The space is a plane (well, the project was a bit more complex, but it doesn’t matter here), whose points have integer coordinates ranging from 0 to MAX, where MAX is some large value. Any point may contain some object, represented by an integer and the goal was to compute a function depending on the objects inside the square.
Since the space is large, and the objects are rare, it is reasonable to organise them in a balanced tree (of some sort), to improve efficiency of the searching algorithm. So let’s assume that the objects are organised in a tree such that, for every node, its left children are “less” than the node, and the right children are “greater” than the node.
A not-so-obvious improvement (at least for students) in retrieving the objects in the square is as follows. First, we can order the objects by their coordinates: the point (x,y) is less then (u,v) when either x < u or x = u and y < v. This is just the good, old lexicographic ordering of pair of integers. Let’s assume the tree uses this ordering.
Then, calling (cx,cy) the center of the square and D the length of its edge, a point (x,y) lies in the square if and only if, (cx -D/2) < x < (cx + D/2) and (cy – D/2) < y < (cy + D/2). Thus, if a node (x,y) in the tree satisfies these two conditions, it lies inside the square.
But is it really needed to scan the whole tree? The answer is NO! In fact, if (x,y) is in the tree and it falls inside the square but its left child (lx,ly) is outside, then we automatically know that all the points in the left subtree of (lx,ly) are necessarily outside the square. Simmetrically, if the right child (rx,ry) of (x,y) lies outside the square then the right subtree of (rx,ry) lies outside the square.
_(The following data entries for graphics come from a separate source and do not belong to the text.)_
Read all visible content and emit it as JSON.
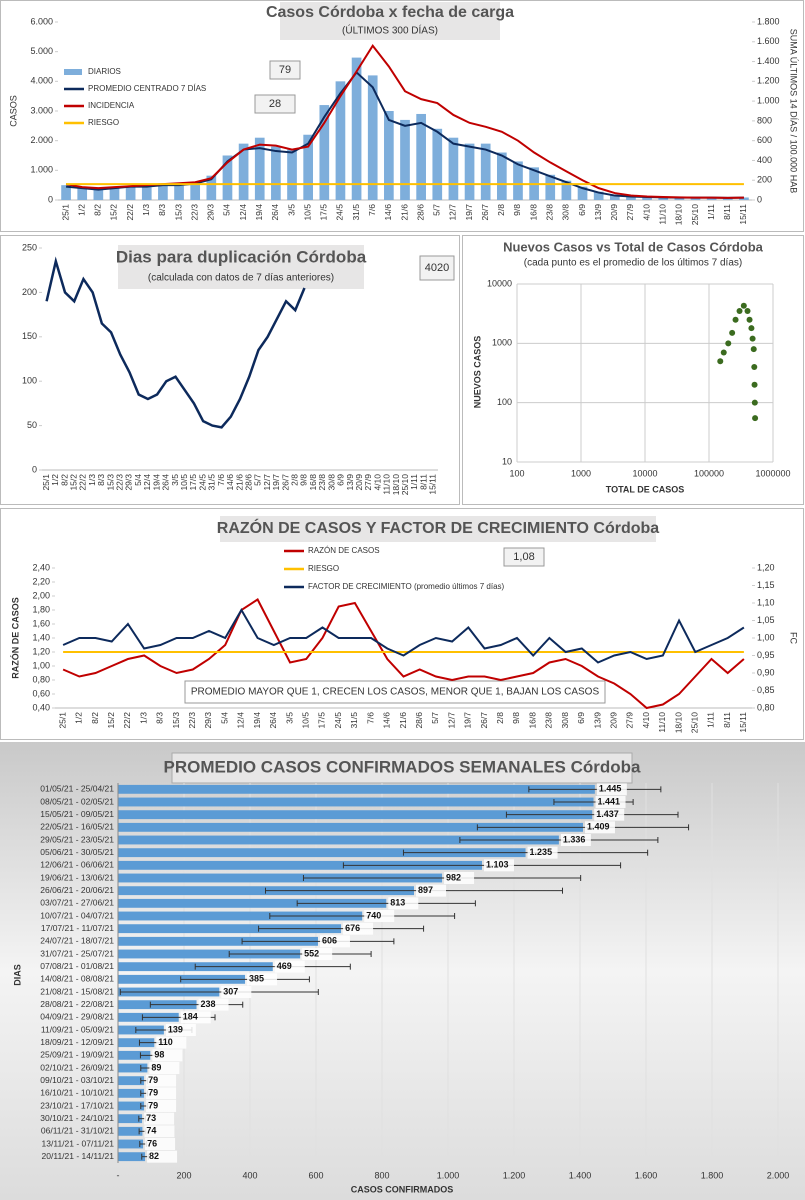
{
  "chart_data": [
    {
      "type": "bar",
      "title": "Casos Córdoba x fecha de carga",
      "subtitle": "(ÚLTIMOS 300 DÍAS)",
      "ylabel": "CASOS",
      "y2label": "SUMA ÚLTIMOS 14 DÍAS / 100.000 HAB",
      "annotations": [
        "79",
        "28"
      ],
      "legend": "top-left",
      "categories": [
        "25/1",
        "1/2",
        "8/2",
        "15/2",
        "22/2",
        "1/3",
        "8/3",
        "15/3",
        "22/3",
        "29/3",
        "5/4",
        "12/4",
        "19/4",
        "26/4",
        "3/5",
        "10/5",
        "17/5",
        "24/5",
        "31/5",
        "7/6",
        "14/6",
        "21/6",
        "28/6",
        "5/7",
        "12/7",
        "19/7",
        "26/7",
        "2/8",
        "9/8",
        "16/8",
        "23/8",
        "30/8",
        "6/9",
        "13/9",
        "20/9",
        "27/9",
        "4/10",
        "11/10",
        "18/10",
        "25/10",
        "1/11",
        "8/11",
        "15/11"
      ],
      "ylim": [
        0,
        6000
      ],
      "yticks": [
        0,
        {
          "value": 1000,
          "label": "1.000"
        },
        {
          "value": 2000,
          "label": "2.000"
        },
        {
          "value": 3000,
          "label": "3.000"
        },
        {
          "value": 4000,
          "label": "4.000"
        },
        {
          "value": 5000,
          "label": "5.000"
        },
        {
          "value": 6000,
          "label": "6.000"
        }
      ],
      "y2lim": [
        0,
        1800
      ],
      "y2ticks": [
        0,
        200,
        400,
        600,
        800,
        {
          "value": 1000,
          "label": "1.000"
        },
        {
          "value": 1200,
          "label": "1.200"
        },
        {
          "value": 1400,
          "label": "1.400"
        },
        {
          "value": 1600,
          "label": "1.600"
        },
        {
          "value": 1800,
          "label": "1.800"
        }
      ],
      "series": [
        {
          "name": "DIARIOS",
          "color": "#7eaedb",
          "values": [
            500,
            450,
            380,
            420,
            480,
            430,
            560,
            480,
            600,
            820,
            1500,
            1900,
            2100,
            1800,
            1700,
            2200,
            3200,
            4000,
            4800,
            4200,
            3000,
            2700,
            2900,
            2400,
            2100,
            1900,
            1900,
            1600,
            1300,
            1100,
            850,
            650,
            450,
            280,
            170,
            130,
            110,
            100,
            90,
            85,
            90,
            75,
            85
          ]
        },
        {
          "name": "PROMEDIO CENTRADO 7 DÍAS",
          "color": "#0d2a5c",
          "type": "line",
          "values": [
            450,
            400,
            350,
            400,
            450,
            450,
            500,
            500,
            550,
            700,
            1300,
            1700,
            1750,
            1650,
            1600,
            1900,
            2800,
            3600,
            4300,
            3800,
            2700,
            2500,
            2600,
            2300,
            1900,
            1800,
            1700,
            1500,
            1200,
            1000,
            800,
            600,
            400,
            250,
            150,
            120,
            100,
            90,
            80,
            80,
            80,
            70,
            80
          ]
        },
        {
          "name": "INCIDENCIA",
          "color": "#c00000",
          "type": "line",
          "axis": "y2",
          "values": [
            160,
            130,
            120,
            130,
            140,
            150,
            160,
            170,
            180,
            220,
            380,
            510,
            560,
            550,
            510,
            540,
            780,
            1050,
            1300,
            1560,
            1350,
            1100,
            1020,
            980,
            860,
            780,
            740,
            690,
            600,
            480,
            380,
            290,
            200,
            120,
            70,
            45,
            35,
            30,
            26,
            24,
            24,
            22,
            24
          ]
        },
        {
          "name": "RIESGO",
          "color": "#ffc000",
          "type": "line",
          "axis": "y2",
          "values": [
            160,
            160,
            160,
            160,
            160,
            160,
            160,
            160,
            160,
            160,
            160,
            160,
            160,
            160,
            160,
            160,
            160,
            160,
            160,
            160,
            160,
            160,
            160,
            160,
            160,
            160,
            160,
            160,
            160,
            160,
            160,
            160,
            160,
            160,
            160,
            160,
            160,
            160,
            160,
            160,
            160,
            160,
            160
          ]
        }
      ]
    },
    {
      "type": "line",
      "title": "Dias para duplicación Córdoba",
      "subtitle": "(calculada con datos de 7 días anteriores)",
      "annotations": [
        "4020"
      ],
      "categories": [
        "25/1",
        "1/2",
        "8/2",
        "15/2",
        "22/2",
        "1/3",
        "8/3",
        "15/3",
        "22/3",
        "29/3",
        "5/4",
        "12/4",
        "19/4",
        "26/4",
        "3/5",
        "10/5",
        "17/5",
        "24/5",
        "31/5",
        "7/6",
        "14/6",
        "21/6",
        "28/6",
        "5/7",
        "12/7",
        "19/7",
        "26/7",
        "2/8",
        "9/8",
        "16/8",
        "23/8",
        "30/8",
        "6/9",
        "13/9",
        "20/9",
        "27/9",
        "4/10",
        "11/10",
        "18/10",
        "25/10",
        "1/11",
        "8/11",
        "15/11"
      ],
      "ylim": [
        0,
        250
      ],
      "yticks": [
        0,
        50,
        100,
        150,
        200,
        250
      ],
      "series": [
        {
          "color": "#0d2a5c",
          "values": [
            190,
            235,
            200,
            190,
            215,
            200,
            165,
            155,
            130,
            110,
            85,
            80,
            85,
            100,
            105,
            90,
            75,
            55,
            50,
            48,
            60,
            80,
            105,
            135,
            150,
            170,
            190,
            180,
            205,
            null,
            null,
            null,
            null,
            null,
            null,
            null,
            null,
            null,
            null,
            null,
            null,
            null,
            null
          ]
        }
      ]
    },
    {
      "type": "scatter",
      "title": "Nuevos Casos vs Total de Casos Córdoba",
      "subtitle": "(cada punto es el promedio de los últimos 7 días)",
      "xlabel": "TOTAL DE CASOS",
      "ylabel": "NUEVOS CASOS",
      "xscale": "log",
      "yscale": "log",
      "grid": true,
      "xlim": [
        100,
        1000000
      ],
      "xticks": [
        100,
        1000,
        10000,
        100000,
        1000000
      ],
      "ylim": [
        10,
        10000
      ],
      "yticks": [
        10,
        100,
        1000,
        10000
      ],
      "color": "#3b6b1f",
      "x": [
        150000,
        170000,
        200000,
        230000,
        260000,
        300000,
        350000,
        400000,
        430000,
        460000,
        480000,
        500000,
        510000,
        515000,
        520000,
        525000
      ],
      "y": [
        500,
        700,
        1000,
        1500,
        2500,
        3500,
        4300,
        3500,
        2500,
        1800,
        1200,
        800,
        400,
        200,
        100,
        55
      ]
    },
    {
      "type": "line",
      "title": "RAZÓN DE CASOS Y FACTOR DE CRECIMIENTO Córdoba",
      "ylabel": "RAZÓN DE CASOS",
      "y2label": "FC",
      "annotations": [
        "1,08",
        "PROMEDIO MAYOR QUE 1, CRECEN LOS CASOS, MENOR QUE 1, BAJAN LOS CASOS"
      ],
      "legend": "top",
      "categories": [
        "25/1",
        "1/2",
        "8/2",
        "15/2",
        "22/2",
        "1/3",
        "8/3",
        "15/3",
        "22/3",
        "29/3",
        "5/4",
        "12/4",
        "19/4",
        "26/4",
        "3/5",
        "10/5",
        "17/5",
        "24/5",
        "31/5",
        "7/6",
        "14/6",
        "21/6",
        "28/6",
        "5/7",
        "12/7",
        "19/7",
        "26/7",
        "2/8",
        "9/8",
        "16/8",
        "23/8",
        "30/8",
        "6/9",
        "13/9",
        "20/9",
        "27/9",
        "4/10",
        "11/10",
        "18/10",
        "25/10",
        "1/11",
        "8/11",
        "15/11"
      ],
      "ylim": [
        0.4,
        2.4
      ],
      "yticks": [
        {
          "value": 0.4,
          "label": "0,40"
        },
        {
          "value": 0.6,
          "label": "0,60"
        },
        {
          "value": 0.8,
          "label": "0,80"
        },
        {
          "value": 1,
          "label": "1,00"
        },
        {
          "value": 1.2,
          "label": "1,20"
        },
        {
          "value": 1.4,
          "label": "1,40"
        },
        {
          "value": 1.6,
          "label": "1,60"
        },
        {
          "value": 1.8,
          "label": "1,80"
        },
        {
          "value": 2,
          "label": "2,00"
        },
        {
          "value": 2.2,
          "label": "2,20"
        },
        {
          "value": 2.4,
          "label": "2,40"
        }
      ],
      "y2lim": [
        0.8,
        1.2
      ],
      "y2ticks": [
        {
          "value": 0.8,
          "label": "0,80"
        },
        {
          "value": 0.85,
          "label": "0,85"
        },
        {
          "value": 0.9,
          "label": "0,90"
        },
        {
          "value": 0.95,
          "label": "0,95"
        },
        {
          "value": 1,
          "label": "1,00"
        },
        {
          "value": 1.05,
          "label": "1,05"
        },
        {
          "value": 1.1,
          "label": "1,10"
        },
        {
          "value": 1.15,
          "label": "1,15"
        },
        {
          "value": 1.2,
          "label": "1,20"
        }
      ],
      "series": [
        {
          "name": "RAZÓN DE CASOS",
          "color": "#c00000",
          "values": [
            0.95,
            0.85,
            0.9,
            1.0,
            1.1,
            1.15,
            1.0,
            0.9,
            0.95,
            1.1,
            1.3,
            1.8,
            1.95,
            1.5,
            1.05,
            1.1,
            1.4,
            1.85,
            1.9,
            1.5,
            1.1,
            0.85,
            0.95,
            0.85,
            0.8,
            0.85,
            0.85,
            0.8,
            0.85,
            0.9,
            1.05,
            1.1,
            1.0,
            0.85,
            0.75,
            0.6,
            0.4,
            0.45,
            0.6,
            0.85,
            1.1,
            0.9,
            1.1
          ]
        },
        {
          "name": "RIESGO",
          "color": "#ffc000",
          "values": [
            1.2,
            1.2,
            1.2,
            1.2,
            1.2,
            1.2,
            1.2,
            1.2,
            1.2,
            1.2,
            1.2,
            1.2,
            1.2,
            1.2,
            1.2,
            1.2,
            1.2,
            1.2,
            1.2,
            1.2,
            1.2,
            1.2,
            1.2,
            1.2,
            1.2,
            1.2,
            1.2,
            1.2,
            1.2,
            1.2,
            1.2,
            1.2,
            1.2,
            1.2,
            1.2,
            1.2,
            1.2,
            1.2,
            1.2,
            1.2,
            1.2,
            1.2,
            1.2
          ]
        },
        {
          "name": "FACTOR DE CRECIMIENTO (promedio últimos 7 días)",
          "color": "#0d2a5c",
          "axis": "y2",
          "values": [
            0.98,
            1.0,
            1.0,
            0.99,
            1.04,
            0.97,
            0.98,
            1.0,
            1.0,
            1.02,
            1.0,
            1.08,
            1.0,
            0.98,
            1.0,
            1.0,
            1.03,
            1.0,
            1.0,
            1.0,
            0.97,
            0.95,
            0.98,
            1.0,
            0.99,
            1.03,
            0.97,
            0.98,
            1.0,
            0.95,
            1.0,
            0.96,
            0.97,
            0.93,
            0.95,
            0.96,
            0.94,
            0.95,
            1.05,
            0.96,
            0.98,
            1.0,
            1.03
          ]
        }
      ]
    },
    {
      "type": "bar",
      "orientation": "horizontal",
      "title": "PROMEDIO CASOS CONFIRMADOS SEMANALES Córdoba",
      "xlabel": "CASOS CONFIRMADOS",
      "ylabel": "DIAS",
      "grid": true,
      "color": "#5b9bd5",
      "categories": [
        "01/05/21 - 25/04/21",
        "08/05/21 - 02/05/21",
        "15/05/21 - 09/05/21",
        "22/05/21 - 16/05/21",
        "29/05/21 - 23/05/21",
        "05/06/21 - 30/05/21",
        "12/06/21 - 06/06/21",
        "19/06/21 - 13/06/21",
        "26/06/21 - 20/06/21",
        "03/07/21 - 27/06/21",
        "10/07/21 - 04/07/21",
        "17/07/21 - 11/07/21",
        "24/07/21 - 18/07/21",
        "31/07/21 - 25/07/21",
        "07/08/21 - 01/08/21",
        "14/08/21 - 08/08/21",
        "21/08/21 - 15/08/21",
        "28/08/21 - 22/08/21",
        "04/09/21 - 29/08/21",
        "11/09/21 - 05/09/21",
        "18/09/21 - 12/09/21",
        "25/09/21 - 19/09/21",
        "02/10/21 - 26/09/21",
        "09/10/21 - 03/10/21",
        "16/10/21 - 10/10/21",
        "23/10/21 - 17/10/21",
        "30/10/21 - 24/10/21",
        "06/11/21 - 31/10/21",
        "13/11/21 - 07/11/21",
        "20/11/21 - 14/11/21"
      ],
      "values": [
        1445,
        1441,
        1437,
        1409,
        1336,
        1235,
        1103,
        982,
        897,
        813,
        740,
        676,
        606,
        552,
        469,
        385,
        307,
        238,
        184,
        139,
        110,
        98,
        89,
        79,
        79,
        79,
        73,
        74,
        76,
        82
      ],
      "value_labels": [
        "1.445",
        "1.441",
        "1.437",
        "1.409",
        "1.336",
        "1.235",
        "1.103",
        "982",
        "897",
        "813",
        "740",
        "676",
        "606",
        "552",
        "469",
        "385",
        "307",
        "238",
        "184",
        "139",
        "110",
        "98",
        "89",
        "79",
        "79",
        "79",
        "73",
        "74",
        "76",
        "82"
      ],
      "errors": [
        200,
        120,
        260,
        320,
        300,
        370,
        420,
        420,
        450,
        270,
        280,
        250,
        230,
        215,
        235,
        195,
        300,
        140,
        110,
        85,
        45,
        30,
        20,
        10,
        10,
        10,
        10,
        10,
        10,
        10
      ],
      "xlim": [
        0,
        2000
      ],
      "xticks": [
        {
          "value": 0,
          "label": "-"
        },
        200,
        400,
        600,
        800,
        {
          "value": 1000,
          "label": "1.000"
        },
        {
          "value": 1200,
          "label": "1.200"
        },
        {
          "value": 1400,
          "label": "1.400"
        },
        {
          "value": 1600,
          "label": "1.600"
        },
        {
          "value": 1800,
          "label": "1.800"
        },
        {
          "value": 2000,
          "label": "2.000"
        }
      ]
    }
  ]
}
So, we can cut off potentially large parts of the tree by a simple comparison. Doing it extensively individuates the “area” of the tree we have to consider, and reduces the part we have to scan.
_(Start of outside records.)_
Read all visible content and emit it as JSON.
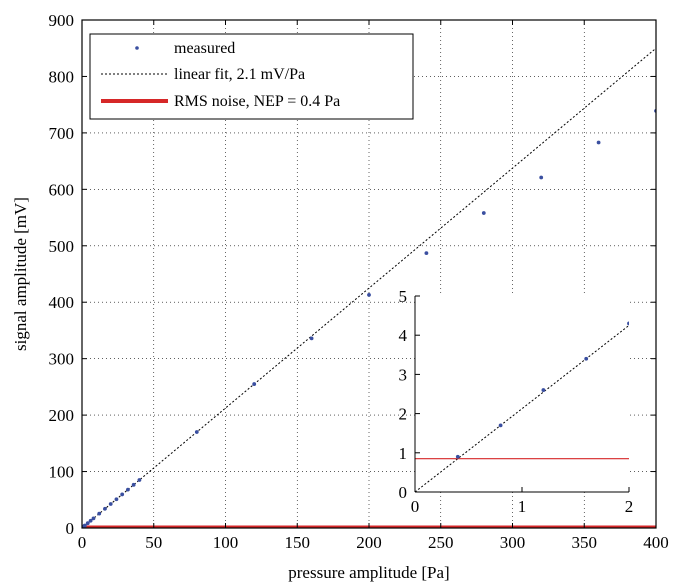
{
  "chart_data": {
    "type": "scatter",
    "xlabel": "pressure amplitude [Pa]",
    "ylabel": "signal amplitude [mV]",
    "xlim": [
      0,
      400
    ],
    "ylim": [
      0,
      900
    ],
    "xticks": [
      0,
      50,
      100,
      150,
      200,
      250,
      300,
      350,
      400
    ],
    "yticks": [
      0,
      100,
      200,
      300,
      400,
      500,
      600,
      700,
      800,
      900
    ],
    "grid": true,
    "legend_position": "top-left",
    "series": [
      {
        "name": "measured",
        "style": "dots",
        "color": "#3a4fa0",
        "x": [
          0.4,
          0.8,
          1.2,
          1.6,
          2,
          4,
          6,
          8,
          12,
          16,
          20,
          24,
          28,
          32,
          36,
          40,
          80,
          120,
          160,
          200,
          240,
          280,
          320,
          360,
          400
        ],
        "y": [
          0.9,
          1.7,
          2.6,
          3.4,
          4.3,
          8.5,
          12.8,
          17,
          25.5,
          34,
          42.5,
          51,
          59.5,
          68,
          76.5,
          85,
          170,
          255,
          336,
          413,
          487,
          558,
          621,
          683,
          739
        ]
      },
      {
        "name": "linear fit, 2.1 mV/Pa",
        "style": "dotted-line",
        "color": "#000000",
        "x": [
          0,
          400
        ],
        "y": [
          0,
          850
        ]
      },
      {
        "name": "RMS noise, NEP = 0.4 Pa",
        "style": "thick-line",
        "color": "#d62728",
        "x": [
          0,
          400
        ],
        "y": [
          0.85,
          0.85
        ]
      }
    ],
    "inset": {
      "xlim": [
        0,
        2
      ],
      "ylim": [
        0,
        5
      ],
      "xticks": [
        0,
        1,
        2
      ],
      "yticks": [
        0,
        1,
        2,
        3,
        4,
        5
      ]
    }
  }
}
Another part of the problem required to find the object which was closest to a given point.
Again, we can use the same “trick” as above. In fact, calling (px,py) the point, we can calculate the distance from (x,y), the root node of the tree. The distance is d = ((px -x)^2 + (py-y)^2)^(1/2).
Now, an object in (x’,y’) can be closer to (px,py) than (x,y) only if (x’,y’) lies in the square centred in (px,py) of edge 2d. Notice that a point in this square is not necessarily closer, but for sure a point outside the square is not!
So we can cut part of the tree when scanning for the closest object. By recursively applying the same idea, we can further restrict our search and test a limited number of candidates.
The lesson of this post is that balanced trees with a clever ordering, can save a lot of computational work when we need to scan an area, with no extra data structures devoted to the task.